Около магазина с разбитыми наружными стеклами, заделанными досками, была давка.

Дожидавшиеся на улице люди в самодельных суконных башмаках, с холстинными сумками за спинами, всунув руки в рукава, топтались на месте от холода и всякий раз повертывали головы к входной двери, когда кто-нибудь выходил оттуда со свертком. Некоторые приотворяли дверь и заглядывали в магазин. Но стоявший у двери малый в фартуке сейчас же нажимал дверью на всунувшуюся голову и выпирал ее обратно.

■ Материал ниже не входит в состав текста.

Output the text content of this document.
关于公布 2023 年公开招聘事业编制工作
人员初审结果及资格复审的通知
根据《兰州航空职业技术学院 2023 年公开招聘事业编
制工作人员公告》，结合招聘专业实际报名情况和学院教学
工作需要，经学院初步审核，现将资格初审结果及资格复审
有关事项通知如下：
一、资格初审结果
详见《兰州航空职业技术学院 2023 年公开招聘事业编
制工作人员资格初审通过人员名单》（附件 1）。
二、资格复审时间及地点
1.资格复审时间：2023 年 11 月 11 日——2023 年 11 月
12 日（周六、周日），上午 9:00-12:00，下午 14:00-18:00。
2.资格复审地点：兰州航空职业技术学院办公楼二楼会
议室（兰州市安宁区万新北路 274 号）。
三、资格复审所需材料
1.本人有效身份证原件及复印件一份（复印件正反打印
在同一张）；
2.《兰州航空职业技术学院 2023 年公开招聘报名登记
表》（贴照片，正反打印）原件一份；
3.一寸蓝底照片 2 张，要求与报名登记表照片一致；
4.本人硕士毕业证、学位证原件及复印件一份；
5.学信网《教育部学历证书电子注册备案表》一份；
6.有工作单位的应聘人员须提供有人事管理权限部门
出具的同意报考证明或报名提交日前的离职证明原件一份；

— Что, выдали? — спрашивали выходивших из магазина.

— Не знаю, матушка, не разберешь, — сказала старушка лет семидесяти и стала развертывать бумагу.

— А тебе что нужно-то было?

— Рубаху старику да шапку, а они, вишь вот, пеленки зачем-то дали да крючков.

— С пеленками-то немножко опоздали, — сказал какой-то рабочий, — сколько тебе годков-то?..

— С самого утра стояла, — сказала, не ответив рабочему, старуха.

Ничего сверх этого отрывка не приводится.